Graduate student in mechanical engineering and Project Leader Simon Ouellette describes the electric model as an "evolutionary design."

Many important innovations were made for last year's design-—which Ouellette terms the "revolutionary design"-—such as new chassis, a new motor, and new batteries. Learning from last year's experience, that design was tweaked to perfection over the course of the year, and the award winning machine was born.

Furthermore, McGill's was the lightest snowmobile in the contest.

While many weighed over 1,000 pounds, Ouellette noted that "we amazed everybody with a sub-500 pound snowmobile."

Their event scores earned the team its Best Overall (zero-emission class) award, while the Best Design award was the result of inventive ideas coupled with solid design plans. For Ouellette, however, the Innovation Award is probably the sweetest reward. "The Innovation Award was really nice, because there are no points or anything. The judges are people from the industry, people from the snowmobile world, getting together and saying 'this is the most innovative design we've seen here this week'."

The team's thirst for innovation was also on display in the form of a second snowmobile—a hybrid model—which they brought along for demonstration, "just so people can see what we can do."

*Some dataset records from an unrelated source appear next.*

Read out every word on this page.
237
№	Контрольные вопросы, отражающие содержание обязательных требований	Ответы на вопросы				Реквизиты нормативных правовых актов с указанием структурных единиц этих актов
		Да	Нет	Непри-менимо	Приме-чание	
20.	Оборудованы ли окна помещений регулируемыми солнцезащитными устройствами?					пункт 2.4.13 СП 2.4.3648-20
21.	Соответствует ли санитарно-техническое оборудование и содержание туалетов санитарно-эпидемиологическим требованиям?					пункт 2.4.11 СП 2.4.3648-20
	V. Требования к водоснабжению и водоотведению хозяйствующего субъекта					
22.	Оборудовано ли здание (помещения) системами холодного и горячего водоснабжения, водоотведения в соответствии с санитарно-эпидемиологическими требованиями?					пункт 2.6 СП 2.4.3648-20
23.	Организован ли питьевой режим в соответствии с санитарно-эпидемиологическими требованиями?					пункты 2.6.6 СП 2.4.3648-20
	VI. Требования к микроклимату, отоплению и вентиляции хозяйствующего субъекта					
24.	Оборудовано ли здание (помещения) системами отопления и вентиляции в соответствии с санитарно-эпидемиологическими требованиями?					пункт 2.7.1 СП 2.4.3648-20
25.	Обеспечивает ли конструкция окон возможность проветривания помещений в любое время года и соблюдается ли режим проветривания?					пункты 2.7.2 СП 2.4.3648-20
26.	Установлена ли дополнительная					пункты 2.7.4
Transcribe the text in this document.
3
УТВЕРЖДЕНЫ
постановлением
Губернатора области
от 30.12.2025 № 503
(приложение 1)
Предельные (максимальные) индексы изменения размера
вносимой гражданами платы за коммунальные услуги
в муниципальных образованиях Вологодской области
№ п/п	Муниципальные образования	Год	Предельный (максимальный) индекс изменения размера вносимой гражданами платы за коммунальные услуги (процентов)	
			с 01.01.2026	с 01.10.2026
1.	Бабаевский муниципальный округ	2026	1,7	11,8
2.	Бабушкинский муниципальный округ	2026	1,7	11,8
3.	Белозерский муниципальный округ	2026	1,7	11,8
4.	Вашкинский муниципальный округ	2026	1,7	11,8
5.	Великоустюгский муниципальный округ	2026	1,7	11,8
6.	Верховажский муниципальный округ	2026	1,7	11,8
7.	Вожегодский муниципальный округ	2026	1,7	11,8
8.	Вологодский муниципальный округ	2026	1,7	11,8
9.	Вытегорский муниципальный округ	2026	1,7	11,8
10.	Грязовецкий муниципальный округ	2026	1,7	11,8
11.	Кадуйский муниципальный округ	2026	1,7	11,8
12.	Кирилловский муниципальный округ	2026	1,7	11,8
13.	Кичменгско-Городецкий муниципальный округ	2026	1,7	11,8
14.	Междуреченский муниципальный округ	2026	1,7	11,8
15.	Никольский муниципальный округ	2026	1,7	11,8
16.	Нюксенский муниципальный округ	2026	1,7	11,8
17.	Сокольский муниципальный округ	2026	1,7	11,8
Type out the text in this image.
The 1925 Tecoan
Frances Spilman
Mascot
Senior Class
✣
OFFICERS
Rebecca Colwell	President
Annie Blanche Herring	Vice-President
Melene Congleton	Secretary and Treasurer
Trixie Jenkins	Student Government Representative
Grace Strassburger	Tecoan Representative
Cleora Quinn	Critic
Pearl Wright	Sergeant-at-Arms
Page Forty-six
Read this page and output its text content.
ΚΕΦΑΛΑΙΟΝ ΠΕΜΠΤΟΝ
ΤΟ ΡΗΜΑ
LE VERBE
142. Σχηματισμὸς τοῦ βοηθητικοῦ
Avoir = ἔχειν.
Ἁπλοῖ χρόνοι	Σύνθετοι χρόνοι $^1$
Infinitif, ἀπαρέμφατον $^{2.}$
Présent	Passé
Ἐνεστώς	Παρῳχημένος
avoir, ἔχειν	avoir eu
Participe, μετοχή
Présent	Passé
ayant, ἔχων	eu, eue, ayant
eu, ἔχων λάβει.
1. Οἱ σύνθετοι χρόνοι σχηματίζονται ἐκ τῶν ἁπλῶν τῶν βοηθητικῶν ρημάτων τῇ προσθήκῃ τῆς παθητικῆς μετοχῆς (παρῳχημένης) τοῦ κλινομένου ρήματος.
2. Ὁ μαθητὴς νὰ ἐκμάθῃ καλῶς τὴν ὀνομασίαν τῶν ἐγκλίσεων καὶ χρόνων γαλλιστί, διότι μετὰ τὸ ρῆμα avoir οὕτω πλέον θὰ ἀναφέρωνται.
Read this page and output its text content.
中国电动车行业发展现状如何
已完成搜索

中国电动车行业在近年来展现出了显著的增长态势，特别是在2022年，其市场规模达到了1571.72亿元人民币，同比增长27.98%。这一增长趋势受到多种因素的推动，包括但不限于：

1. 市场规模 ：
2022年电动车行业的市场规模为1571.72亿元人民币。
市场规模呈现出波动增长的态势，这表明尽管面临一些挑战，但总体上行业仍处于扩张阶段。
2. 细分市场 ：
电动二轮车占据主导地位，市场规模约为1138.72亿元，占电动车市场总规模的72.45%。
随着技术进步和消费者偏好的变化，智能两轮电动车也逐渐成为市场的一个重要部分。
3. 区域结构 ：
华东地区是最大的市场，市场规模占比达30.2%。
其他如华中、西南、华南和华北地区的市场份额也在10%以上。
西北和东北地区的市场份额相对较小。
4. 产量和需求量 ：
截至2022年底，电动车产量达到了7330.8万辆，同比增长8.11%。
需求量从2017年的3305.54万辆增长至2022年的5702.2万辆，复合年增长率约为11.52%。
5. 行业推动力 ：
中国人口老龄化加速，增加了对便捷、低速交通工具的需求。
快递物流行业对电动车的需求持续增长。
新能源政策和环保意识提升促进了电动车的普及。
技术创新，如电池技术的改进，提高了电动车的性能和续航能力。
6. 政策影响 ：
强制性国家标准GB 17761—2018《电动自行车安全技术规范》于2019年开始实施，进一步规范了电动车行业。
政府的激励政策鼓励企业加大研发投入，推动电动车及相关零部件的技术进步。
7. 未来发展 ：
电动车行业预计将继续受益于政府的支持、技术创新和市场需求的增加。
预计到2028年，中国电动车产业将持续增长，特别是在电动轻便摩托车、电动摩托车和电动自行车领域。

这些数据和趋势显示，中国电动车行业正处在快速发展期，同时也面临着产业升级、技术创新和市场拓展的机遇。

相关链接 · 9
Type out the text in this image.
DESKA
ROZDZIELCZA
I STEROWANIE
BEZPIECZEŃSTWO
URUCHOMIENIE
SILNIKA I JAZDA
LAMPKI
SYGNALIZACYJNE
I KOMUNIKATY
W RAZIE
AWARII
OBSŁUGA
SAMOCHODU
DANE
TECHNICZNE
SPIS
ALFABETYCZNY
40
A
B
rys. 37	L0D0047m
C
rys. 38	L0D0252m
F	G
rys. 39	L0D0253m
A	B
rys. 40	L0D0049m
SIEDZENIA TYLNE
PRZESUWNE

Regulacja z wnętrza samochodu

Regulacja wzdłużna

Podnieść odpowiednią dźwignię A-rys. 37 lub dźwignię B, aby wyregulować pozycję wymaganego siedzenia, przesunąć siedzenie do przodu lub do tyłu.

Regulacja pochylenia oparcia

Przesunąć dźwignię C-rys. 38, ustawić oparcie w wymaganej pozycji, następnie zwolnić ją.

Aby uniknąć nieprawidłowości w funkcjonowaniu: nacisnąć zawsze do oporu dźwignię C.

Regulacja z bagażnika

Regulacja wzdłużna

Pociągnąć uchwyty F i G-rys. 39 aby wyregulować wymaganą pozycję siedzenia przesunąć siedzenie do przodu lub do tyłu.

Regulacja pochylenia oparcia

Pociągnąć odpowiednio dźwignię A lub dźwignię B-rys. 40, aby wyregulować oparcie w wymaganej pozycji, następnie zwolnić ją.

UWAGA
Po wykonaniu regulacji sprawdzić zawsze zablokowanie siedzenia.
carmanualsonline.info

This new prototype, a revolutionary model, much like last year's electric model, will serve as a solid building block for next year's competition, where hybrids are expected to play a larger role.

Said Ouellette, "what we did this year with the electric we want to do next year with the hybrid."

Aside from the real reward—"bragging rights"—the team will also have an opportunity to take their machine to Greenland for tests, thanks to an offer from the National Science Foundation.

The snowmobile could become a prototype for arctic researchers, allowing for maximum mobility while minimizing environmental damage. And it won't stop at scientists.

Ouellette said they are already getting calls from ski resorts and snowmobile tour operators.

Summer may be around the corner, but clearly some have snow on the mind all year long.